Pris par la patrouille, le Longuet : les caméras qu’il supposait éteintes tournaient encore comme cela se produit bien souvent. Il faudra bien que les politicards s’y fassent : désormais il y aura toujours un enregistrement sonore et/ou vidéo - parfois carrément pirate - pour les confondre et nous donner à voir et entendre ce qu’ils pensent réellement.
C’est moins le geste qui me fera réagir, encore qu’il l’ait justifié sur BFM-TV en affirmant ne rien regretter par « un geste populaire » fait « de bon coeur »… Le peuple ! Ou plutôt l’idée que s’en font ces bourgeois si mal élevés - avec Nicolas Sarkozy parangon de mauvaise éducation « naturelle ». Je n’y reviendrais pas. Je suis assurément d’une autre époque et parce que précisément j’ai vécu au sein de ce petit peuple auquel j’appartiens de toutes les fibres de mon âme et de mon corps, et passé la plus grande partie de mon enfance et ma jeunesse dans un quartier HLM et qu’ensuite ayant été pendant 6 ans infirmière dans une usine, je sais parfaitement que nombre de mes ami(e)s d'école et les ouvrier(e)s que je côtoyais leur eussent donné des leçons de politesse.
Les temps ont radicalement changé et les dirigeants politiques autant que des entreprises donnant le « la » en matière d’impolitesse. « Le poisson pourrissant par la tête » comment voudriez-vous que les jeunes - et les moins jeunes - fussent mieux élevés que ces olibrius ?
Que l’on me permît toutefois de remarquer que l’impolitesse n’est nullement aussi généralisée que l’on tente parfois de nous le faire accroire.
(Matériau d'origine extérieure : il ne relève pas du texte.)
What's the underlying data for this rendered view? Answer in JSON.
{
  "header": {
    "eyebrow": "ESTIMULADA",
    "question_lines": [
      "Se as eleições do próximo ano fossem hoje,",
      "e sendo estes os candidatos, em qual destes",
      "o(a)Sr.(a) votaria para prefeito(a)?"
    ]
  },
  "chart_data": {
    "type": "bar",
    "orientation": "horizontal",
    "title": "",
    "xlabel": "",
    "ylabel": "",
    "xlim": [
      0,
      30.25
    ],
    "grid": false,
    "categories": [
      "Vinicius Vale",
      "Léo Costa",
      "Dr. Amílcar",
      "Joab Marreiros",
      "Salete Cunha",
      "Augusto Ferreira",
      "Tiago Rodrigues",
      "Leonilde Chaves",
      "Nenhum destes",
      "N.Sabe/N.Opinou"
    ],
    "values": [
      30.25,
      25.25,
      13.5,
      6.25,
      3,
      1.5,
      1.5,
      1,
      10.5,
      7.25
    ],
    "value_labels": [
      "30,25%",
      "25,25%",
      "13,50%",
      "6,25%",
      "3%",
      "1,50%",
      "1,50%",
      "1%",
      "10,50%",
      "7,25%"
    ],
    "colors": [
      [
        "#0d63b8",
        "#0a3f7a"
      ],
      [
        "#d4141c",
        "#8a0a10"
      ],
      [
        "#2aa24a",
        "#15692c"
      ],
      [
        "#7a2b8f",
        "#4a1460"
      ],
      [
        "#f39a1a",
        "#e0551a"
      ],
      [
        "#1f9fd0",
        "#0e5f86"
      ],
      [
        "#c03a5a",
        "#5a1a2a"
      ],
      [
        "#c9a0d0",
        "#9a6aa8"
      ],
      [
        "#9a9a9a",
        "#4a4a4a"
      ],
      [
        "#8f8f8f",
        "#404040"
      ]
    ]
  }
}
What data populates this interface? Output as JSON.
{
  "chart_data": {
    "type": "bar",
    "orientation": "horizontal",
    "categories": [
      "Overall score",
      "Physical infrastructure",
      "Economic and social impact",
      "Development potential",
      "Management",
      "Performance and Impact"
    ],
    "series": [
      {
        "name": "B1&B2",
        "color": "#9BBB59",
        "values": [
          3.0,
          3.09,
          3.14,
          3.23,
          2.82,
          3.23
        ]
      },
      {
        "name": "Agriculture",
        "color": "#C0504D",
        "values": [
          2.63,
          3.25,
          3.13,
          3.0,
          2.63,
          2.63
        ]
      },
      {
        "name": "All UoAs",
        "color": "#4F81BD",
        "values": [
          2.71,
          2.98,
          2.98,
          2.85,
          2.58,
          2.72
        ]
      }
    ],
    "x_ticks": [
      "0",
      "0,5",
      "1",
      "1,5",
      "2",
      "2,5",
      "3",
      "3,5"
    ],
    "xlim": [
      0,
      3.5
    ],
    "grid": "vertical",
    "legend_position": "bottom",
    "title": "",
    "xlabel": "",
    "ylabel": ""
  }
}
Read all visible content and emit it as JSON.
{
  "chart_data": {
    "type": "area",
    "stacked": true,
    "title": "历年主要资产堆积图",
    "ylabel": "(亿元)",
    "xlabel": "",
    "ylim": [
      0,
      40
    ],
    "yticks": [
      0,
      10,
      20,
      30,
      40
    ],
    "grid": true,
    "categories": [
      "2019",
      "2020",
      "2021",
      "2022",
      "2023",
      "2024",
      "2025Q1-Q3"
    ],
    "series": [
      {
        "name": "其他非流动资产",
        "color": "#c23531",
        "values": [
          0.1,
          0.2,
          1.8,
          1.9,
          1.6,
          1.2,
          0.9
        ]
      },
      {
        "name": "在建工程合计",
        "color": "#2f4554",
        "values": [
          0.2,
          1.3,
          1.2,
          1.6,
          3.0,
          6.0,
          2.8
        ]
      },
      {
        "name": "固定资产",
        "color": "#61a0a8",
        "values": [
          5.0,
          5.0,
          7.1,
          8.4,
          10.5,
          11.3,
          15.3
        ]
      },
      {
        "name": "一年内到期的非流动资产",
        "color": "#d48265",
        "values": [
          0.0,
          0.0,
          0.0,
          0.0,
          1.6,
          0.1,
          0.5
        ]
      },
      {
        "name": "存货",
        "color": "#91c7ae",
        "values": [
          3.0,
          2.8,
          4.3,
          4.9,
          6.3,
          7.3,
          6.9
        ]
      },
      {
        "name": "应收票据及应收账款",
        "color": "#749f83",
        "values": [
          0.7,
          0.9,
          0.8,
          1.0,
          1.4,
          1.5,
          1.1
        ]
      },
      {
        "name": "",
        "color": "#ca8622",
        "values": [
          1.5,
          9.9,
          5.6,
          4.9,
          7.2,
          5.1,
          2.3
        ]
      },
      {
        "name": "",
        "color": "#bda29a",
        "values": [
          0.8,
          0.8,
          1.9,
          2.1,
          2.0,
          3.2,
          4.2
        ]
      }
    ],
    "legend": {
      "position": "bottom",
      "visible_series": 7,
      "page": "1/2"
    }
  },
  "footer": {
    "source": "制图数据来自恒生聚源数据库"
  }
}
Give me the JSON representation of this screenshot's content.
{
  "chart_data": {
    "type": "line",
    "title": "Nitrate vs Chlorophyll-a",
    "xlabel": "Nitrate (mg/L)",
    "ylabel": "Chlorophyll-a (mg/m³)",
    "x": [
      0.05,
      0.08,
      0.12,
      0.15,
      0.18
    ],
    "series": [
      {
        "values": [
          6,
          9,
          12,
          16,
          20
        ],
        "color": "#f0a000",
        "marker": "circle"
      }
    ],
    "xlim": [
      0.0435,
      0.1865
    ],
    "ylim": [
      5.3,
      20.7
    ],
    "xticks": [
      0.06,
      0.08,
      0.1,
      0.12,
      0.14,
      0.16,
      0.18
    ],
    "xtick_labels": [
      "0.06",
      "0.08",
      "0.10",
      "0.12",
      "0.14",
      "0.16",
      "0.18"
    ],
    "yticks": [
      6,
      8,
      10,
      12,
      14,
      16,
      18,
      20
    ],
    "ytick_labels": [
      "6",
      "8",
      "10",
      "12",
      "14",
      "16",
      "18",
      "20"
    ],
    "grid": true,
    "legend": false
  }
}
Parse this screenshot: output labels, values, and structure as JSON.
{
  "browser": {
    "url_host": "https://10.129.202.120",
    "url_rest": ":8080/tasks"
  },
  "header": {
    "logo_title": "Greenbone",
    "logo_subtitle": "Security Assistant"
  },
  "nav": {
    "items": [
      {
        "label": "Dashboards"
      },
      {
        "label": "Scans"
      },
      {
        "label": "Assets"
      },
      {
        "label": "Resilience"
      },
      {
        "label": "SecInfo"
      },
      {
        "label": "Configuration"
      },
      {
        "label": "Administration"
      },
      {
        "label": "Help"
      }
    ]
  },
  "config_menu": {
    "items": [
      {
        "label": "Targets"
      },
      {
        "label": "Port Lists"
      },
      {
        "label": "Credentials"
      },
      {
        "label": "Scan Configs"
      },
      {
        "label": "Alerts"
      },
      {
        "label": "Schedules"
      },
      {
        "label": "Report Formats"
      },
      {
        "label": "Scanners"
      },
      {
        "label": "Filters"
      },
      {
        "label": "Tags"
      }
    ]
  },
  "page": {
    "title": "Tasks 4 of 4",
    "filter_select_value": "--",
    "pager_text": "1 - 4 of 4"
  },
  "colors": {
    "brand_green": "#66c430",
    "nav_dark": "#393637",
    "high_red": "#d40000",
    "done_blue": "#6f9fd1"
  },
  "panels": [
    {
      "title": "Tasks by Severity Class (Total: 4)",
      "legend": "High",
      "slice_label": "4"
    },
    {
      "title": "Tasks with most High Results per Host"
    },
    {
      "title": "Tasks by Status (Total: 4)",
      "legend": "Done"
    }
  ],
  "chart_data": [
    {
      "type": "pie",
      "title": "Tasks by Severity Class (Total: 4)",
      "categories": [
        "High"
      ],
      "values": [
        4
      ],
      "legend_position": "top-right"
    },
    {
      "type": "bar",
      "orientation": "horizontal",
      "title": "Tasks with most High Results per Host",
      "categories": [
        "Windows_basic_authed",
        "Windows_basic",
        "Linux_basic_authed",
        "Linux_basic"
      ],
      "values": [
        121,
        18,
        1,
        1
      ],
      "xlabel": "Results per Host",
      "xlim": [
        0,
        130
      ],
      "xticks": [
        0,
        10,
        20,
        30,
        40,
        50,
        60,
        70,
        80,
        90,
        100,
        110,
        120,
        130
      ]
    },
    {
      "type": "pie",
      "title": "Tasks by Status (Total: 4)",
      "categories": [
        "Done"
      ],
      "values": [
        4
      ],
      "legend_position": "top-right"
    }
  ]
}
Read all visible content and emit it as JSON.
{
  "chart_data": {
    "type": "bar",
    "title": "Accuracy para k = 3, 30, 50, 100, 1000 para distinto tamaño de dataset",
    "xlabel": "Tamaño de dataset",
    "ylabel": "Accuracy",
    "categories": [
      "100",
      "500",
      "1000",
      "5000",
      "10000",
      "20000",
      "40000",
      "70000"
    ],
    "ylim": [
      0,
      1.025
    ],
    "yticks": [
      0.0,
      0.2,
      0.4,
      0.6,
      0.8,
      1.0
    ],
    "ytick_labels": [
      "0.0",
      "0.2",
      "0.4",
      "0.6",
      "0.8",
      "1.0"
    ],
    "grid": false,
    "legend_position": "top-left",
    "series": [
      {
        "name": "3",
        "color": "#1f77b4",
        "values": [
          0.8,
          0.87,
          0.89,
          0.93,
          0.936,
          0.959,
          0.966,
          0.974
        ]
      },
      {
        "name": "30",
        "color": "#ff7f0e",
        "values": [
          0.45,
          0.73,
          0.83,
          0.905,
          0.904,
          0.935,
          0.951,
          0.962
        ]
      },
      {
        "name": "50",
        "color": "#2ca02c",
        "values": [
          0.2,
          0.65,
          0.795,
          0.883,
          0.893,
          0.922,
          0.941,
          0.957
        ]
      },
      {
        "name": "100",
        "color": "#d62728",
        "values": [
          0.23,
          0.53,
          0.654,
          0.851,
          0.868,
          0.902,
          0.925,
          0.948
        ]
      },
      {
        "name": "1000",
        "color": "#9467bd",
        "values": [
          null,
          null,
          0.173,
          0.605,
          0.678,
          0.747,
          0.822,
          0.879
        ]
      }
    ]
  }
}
Je constate, parmi des proches ou des personnes que je croise au centre-ville de Montmorency quand je fais mes courses de nombreux parents qui inculquent les règles de politesse à leurs enfants.
Je profite également de l’occasion pour remercier toutes les personnes - aussi bien déjà d’un certain âge que jeunes - qui me proposent leur place dans l’autobus quand je reviens lourdement chargée après avoir fait mes courses à Auchan de Soisy-sous-Montmorency et tout particulièrement hier après-midi, mais ce n’est nullement la première fois. Par curiosité, une fois rentrée à la maison j’ai pesé mon sac à dos : 18 kg ! Merci donc à toutes les personnes - plus ou moins âgées mais aussi des jeunes ; « blak-blanc-beur » comme l’ont dit en 1998 de la mythique Equipe de France de football - qui m’ont aidée à monter ou descendre du bus le sac déjà bien lourd que je portais à la main. Je suis déjà suffisamment encombrée par ma canne.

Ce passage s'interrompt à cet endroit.